Medizintechnik
Drägerwerk: Erst Gewinneinbruch - dann Dividende runter

Der Umsatz von Drägerwerk wird im laufenden Geschäftsjahr wohl einen Dämpfer abbekommen. Dennoch ist der Anbieter von Medizin- und Sicherheitstechnik durchaus optimistisch.

HB LÜBECK. Der Medizin- und Sicherheitstechnik-Anbieter Drägerwerk stellt sich auf ein schwieriges Jahr ein. Eine punktgenaue Prognose sei angesichts der aktuellen wirtschaftlichen Rahmenbedingungen und der damit verbundenen Unsicherheitsfaktoren, die sich auch auf die Märkte für Medizin- und Sicherheitstechnik auswirken können, nicht möglich, teilte das Unternehmen am Dienstag mit. Zum jetzigen Zeitpunkt geht Drägerwerk davon aus, dass der Umsatz um rund fünf Prozent sinkt. Auftragsrückgänge seien nicht ausgeschlossen, ergänzte ein Unternehmenssprecher. Wappnen will sich der Konzern gegen die Krise mit einem Sparprogramm.

Das Ergebnis soll 2009 positiv ausfallen. Selbst bei einem Umsatzrückgang von bis zu 15 Prozent dürfte noch ein positives Ergebnis vor Zinsen und Steuern (EBIT) in den Büchern stehen, hieß es. Auch das Nettoergebnis dürfte im schwarzen Bereich liegen. Die Drägerwerk-Aktie verlor im frühen Handel 6,28 Prozent auf 18,67 Euro. Händlern zufolge belasteten vor allem die Aussagen zum Jahr 2009 den Kurs. Die Zahlen für 2008 seien hingegen wie erwartet ausgefallen. Drägerwerk hatte Mitte Dezember eine Gewinnwarnung ausgegeben.

Im vergangenen Jahr sank der Überschuss um 23,4 Prozent auf 46,6 Mio. Euro. Das EBIT vor Einmaleffekten fiel um 14 Prozent auf 130,5 Mio. Euro. Als Grund führte Drägerwerk den Kostendruck der Kunden, die Dollarstärke sowie höhere Wertberichtigungen auf Forderungen im Ausland an. Zudem hatten Drägerwerk-Produkte nicht wie geplant ihre Marktreife erreicht. Die Aktionäre müssen sich für 2008 mit einer niedrigeren Dividende von 0,29 (Vorjahr: 0,49) Euro je Stamm- und 0,35 (Vorjahr: 0,55) Euro je Vorzugsaktie begnüngen.

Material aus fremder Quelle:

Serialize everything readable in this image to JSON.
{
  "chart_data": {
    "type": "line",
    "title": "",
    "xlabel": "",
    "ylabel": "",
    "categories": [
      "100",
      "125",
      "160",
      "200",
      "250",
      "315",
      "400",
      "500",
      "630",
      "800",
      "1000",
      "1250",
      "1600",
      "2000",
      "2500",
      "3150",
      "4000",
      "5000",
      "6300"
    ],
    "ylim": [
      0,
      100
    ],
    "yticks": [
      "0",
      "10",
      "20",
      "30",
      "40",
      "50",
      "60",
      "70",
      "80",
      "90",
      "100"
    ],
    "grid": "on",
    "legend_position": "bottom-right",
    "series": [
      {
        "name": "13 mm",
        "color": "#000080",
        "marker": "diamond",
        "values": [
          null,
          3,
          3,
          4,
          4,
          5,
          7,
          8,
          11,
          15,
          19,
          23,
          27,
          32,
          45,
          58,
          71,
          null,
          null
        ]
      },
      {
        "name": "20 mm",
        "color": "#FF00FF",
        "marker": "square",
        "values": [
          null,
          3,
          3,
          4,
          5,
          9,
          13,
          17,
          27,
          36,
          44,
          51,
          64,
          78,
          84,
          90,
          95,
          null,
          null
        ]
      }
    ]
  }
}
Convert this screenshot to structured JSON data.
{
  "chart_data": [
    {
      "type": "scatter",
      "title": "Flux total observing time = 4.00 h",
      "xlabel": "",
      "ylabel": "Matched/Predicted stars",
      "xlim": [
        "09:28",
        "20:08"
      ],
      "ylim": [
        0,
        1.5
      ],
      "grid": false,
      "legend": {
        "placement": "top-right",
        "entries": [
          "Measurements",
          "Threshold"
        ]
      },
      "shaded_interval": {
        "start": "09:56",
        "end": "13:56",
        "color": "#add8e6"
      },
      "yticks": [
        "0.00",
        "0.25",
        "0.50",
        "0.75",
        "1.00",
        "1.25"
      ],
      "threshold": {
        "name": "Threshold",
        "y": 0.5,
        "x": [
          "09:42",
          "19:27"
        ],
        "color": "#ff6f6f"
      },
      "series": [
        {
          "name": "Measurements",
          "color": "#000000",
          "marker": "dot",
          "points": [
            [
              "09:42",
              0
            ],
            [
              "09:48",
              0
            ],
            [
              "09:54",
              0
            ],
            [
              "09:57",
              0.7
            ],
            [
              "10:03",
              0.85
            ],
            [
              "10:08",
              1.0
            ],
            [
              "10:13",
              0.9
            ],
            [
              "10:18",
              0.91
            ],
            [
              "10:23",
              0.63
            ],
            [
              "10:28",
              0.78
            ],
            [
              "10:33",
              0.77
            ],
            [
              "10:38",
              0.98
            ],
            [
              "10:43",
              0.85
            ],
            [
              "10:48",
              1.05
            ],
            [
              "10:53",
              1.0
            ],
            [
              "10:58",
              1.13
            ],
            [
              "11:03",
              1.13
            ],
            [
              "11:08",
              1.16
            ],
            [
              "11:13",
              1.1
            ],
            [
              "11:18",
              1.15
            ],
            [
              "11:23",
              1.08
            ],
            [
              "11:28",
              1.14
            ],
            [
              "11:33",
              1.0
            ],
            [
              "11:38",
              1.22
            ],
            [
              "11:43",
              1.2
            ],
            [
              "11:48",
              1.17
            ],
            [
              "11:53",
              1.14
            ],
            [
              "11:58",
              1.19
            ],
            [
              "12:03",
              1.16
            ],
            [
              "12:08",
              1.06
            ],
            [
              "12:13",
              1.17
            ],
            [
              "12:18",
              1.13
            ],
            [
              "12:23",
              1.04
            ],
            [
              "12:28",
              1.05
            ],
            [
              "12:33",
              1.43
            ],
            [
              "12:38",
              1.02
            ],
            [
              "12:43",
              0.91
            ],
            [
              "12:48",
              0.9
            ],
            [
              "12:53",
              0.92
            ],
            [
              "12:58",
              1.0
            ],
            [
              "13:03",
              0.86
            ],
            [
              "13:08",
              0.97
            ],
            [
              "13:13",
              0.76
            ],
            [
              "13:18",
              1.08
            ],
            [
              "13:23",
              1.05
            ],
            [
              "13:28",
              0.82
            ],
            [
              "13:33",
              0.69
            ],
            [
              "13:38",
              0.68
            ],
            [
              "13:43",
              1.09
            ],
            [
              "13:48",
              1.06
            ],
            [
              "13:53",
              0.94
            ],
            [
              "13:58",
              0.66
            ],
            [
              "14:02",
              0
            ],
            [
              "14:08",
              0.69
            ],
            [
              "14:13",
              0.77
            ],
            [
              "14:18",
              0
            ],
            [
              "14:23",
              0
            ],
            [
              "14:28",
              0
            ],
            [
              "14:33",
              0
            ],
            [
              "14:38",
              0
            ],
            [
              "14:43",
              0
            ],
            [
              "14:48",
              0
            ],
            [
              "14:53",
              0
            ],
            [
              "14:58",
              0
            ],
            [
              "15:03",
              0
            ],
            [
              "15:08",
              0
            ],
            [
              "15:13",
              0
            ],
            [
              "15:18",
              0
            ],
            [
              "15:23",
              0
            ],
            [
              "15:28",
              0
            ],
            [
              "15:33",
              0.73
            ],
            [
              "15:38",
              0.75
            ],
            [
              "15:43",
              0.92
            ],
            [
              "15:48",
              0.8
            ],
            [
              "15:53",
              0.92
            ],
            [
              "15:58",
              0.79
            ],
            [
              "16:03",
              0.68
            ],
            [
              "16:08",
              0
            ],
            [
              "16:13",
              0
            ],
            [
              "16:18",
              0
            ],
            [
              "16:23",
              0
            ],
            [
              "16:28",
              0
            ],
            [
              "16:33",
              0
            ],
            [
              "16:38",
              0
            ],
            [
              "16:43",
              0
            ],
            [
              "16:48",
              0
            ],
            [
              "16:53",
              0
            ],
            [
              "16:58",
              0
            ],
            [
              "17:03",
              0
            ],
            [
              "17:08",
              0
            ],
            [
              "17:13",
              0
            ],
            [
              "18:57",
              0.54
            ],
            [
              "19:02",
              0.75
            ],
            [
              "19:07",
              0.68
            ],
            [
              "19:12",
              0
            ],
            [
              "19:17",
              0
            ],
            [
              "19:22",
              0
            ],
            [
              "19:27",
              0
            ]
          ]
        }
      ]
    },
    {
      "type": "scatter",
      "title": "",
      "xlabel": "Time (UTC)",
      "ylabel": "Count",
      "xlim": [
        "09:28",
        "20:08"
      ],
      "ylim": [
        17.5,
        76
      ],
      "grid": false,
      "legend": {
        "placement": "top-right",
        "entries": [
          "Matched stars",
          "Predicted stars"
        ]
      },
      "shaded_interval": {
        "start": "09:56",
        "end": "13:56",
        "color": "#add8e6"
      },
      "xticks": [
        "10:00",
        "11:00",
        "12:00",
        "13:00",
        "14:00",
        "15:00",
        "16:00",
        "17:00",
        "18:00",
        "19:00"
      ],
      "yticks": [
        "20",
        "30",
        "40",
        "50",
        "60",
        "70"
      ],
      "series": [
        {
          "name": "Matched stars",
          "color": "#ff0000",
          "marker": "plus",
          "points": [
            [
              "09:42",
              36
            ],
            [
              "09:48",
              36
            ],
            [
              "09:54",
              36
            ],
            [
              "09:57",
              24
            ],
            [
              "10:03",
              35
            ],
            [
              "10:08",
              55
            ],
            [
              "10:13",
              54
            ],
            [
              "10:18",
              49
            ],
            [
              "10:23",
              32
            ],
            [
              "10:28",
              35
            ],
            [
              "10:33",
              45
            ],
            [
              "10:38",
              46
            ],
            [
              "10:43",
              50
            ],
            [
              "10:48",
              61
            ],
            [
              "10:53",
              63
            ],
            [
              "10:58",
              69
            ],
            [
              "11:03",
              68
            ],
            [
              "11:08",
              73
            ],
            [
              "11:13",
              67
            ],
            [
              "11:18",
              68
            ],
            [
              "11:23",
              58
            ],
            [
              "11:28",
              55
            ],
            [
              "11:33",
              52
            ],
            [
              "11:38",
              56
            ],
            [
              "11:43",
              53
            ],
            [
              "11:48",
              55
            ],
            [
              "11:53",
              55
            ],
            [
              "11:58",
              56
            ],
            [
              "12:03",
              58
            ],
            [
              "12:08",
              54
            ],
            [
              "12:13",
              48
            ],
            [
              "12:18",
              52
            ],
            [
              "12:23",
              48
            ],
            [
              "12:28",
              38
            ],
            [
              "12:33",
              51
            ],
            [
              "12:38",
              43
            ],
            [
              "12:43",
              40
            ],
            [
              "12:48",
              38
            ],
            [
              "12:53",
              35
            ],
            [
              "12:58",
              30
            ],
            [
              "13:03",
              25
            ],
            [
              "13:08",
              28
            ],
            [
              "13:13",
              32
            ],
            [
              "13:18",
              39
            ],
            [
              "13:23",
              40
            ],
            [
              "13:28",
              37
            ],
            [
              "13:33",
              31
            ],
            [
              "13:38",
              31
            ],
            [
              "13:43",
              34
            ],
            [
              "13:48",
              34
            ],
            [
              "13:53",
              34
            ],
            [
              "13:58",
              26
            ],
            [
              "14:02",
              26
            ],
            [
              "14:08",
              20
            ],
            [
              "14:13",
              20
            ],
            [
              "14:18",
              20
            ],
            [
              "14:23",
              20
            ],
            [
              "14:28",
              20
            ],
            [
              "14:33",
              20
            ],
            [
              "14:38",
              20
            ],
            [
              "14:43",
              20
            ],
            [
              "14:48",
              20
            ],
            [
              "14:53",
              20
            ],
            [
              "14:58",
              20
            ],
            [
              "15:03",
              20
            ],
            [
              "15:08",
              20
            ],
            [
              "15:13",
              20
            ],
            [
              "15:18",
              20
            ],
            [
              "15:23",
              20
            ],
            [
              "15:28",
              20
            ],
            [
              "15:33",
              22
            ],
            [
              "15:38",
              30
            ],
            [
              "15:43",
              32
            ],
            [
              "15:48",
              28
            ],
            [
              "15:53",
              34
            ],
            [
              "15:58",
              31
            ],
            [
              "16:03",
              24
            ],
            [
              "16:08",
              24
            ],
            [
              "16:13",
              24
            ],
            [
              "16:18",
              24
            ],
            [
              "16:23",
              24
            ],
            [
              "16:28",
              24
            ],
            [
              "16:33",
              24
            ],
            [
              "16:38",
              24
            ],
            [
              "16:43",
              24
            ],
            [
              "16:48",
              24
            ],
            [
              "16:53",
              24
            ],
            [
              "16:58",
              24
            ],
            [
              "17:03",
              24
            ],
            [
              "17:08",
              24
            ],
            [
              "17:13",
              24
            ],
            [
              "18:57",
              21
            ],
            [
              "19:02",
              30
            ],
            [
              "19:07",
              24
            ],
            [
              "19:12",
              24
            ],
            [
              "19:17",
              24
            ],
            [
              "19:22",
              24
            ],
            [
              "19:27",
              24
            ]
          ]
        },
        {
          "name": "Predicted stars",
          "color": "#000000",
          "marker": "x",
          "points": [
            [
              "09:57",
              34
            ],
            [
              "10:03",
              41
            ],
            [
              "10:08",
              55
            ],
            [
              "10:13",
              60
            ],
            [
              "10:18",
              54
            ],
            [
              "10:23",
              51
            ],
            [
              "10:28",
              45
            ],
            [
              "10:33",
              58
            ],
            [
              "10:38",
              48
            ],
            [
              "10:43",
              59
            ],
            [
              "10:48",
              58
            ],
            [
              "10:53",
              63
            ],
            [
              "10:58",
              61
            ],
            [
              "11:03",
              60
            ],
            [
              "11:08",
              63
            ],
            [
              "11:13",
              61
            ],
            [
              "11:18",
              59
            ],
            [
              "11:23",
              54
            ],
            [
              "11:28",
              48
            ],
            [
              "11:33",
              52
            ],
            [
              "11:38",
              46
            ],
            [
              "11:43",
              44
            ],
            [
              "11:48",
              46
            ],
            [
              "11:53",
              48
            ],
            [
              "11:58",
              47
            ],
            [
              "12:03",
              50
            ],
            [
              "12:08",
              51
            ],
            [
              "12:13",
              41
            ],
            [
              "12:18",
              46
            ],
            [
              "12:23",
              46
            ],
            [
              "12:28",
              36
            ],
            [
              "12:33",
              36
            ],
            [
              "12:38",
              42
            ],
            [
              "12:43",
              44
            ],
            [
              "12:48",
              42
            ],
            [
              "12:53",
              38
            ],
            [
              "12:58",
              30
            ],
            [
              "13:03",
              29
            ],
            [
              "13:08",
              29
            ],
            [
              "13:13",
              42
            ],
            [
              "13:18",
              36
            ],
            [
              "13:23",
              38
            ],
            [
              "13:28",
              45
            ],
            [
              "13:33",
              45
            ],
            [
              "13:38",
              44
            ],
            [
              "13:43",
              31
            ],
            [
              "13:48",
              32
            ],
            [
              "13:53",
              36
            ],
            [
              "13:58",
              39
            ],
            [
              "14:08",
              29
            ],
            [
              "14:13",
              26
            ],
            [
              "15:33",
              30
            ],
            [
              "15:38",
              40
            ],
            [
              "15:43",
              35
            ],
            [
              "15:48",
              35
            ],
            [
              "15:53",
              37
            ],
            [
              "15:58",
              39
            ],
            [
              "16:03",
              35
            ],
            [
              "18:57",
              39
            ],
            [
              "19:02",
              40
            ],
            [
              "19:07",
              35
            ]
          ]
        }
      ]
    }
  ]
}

Besonders hart traf es im abgelaufenen Jahr die Medizintechnik, bei der das Ergebnis um 15 Prozent einbrach. Das zweite Unternehmensstandbein Sicherheitstechnik hielt das Ergebnis stabil. Ihren Umsatz konnten beide Felder steigern, so dass der Konzernumsatz am Ende um 5,8 Prozent auf 1,92 Mrd. Euro zulegte. Mittelfristig plant das Unternehmen ein mindestens marktkonformes Umsatzwachstum, eine EBIT-Marge von zehn Prozent (2008: 6,8%) sowie eine Verzinsung des eingesetzten Kapitals (ROCE) von 20 Prozent.

Angesichts der Wirtschaftskrise will Drägerwerk auf die Kostenbremse treten. Denkbar sei etwa ein geringerer Einsatz von Zeitarbeitern, das Zurückstellen oder Streichen von Investitionen, die nichts mit Entwicklungsprojekten zu tun haben, oder das Kappen der Marketingausgaben, sagte der Sprecher. Ein Stellenabbau sei aber nicht geplant.

Drägerwerk prüft derzeit den Rückkauf des Siemens-Anteils der Medizintechniktochter Dräger Medical AG. Die Gespräche mit dem Münchener Konzern will Drägerwerk in den nächsten Wochen vertiefen. Die Übernahme des 25-Prozent-Anteils von Siemens wird voraussichtlich zu einer Gesamt-Finanzbelastung von etwa 300 Mio. Euro führen.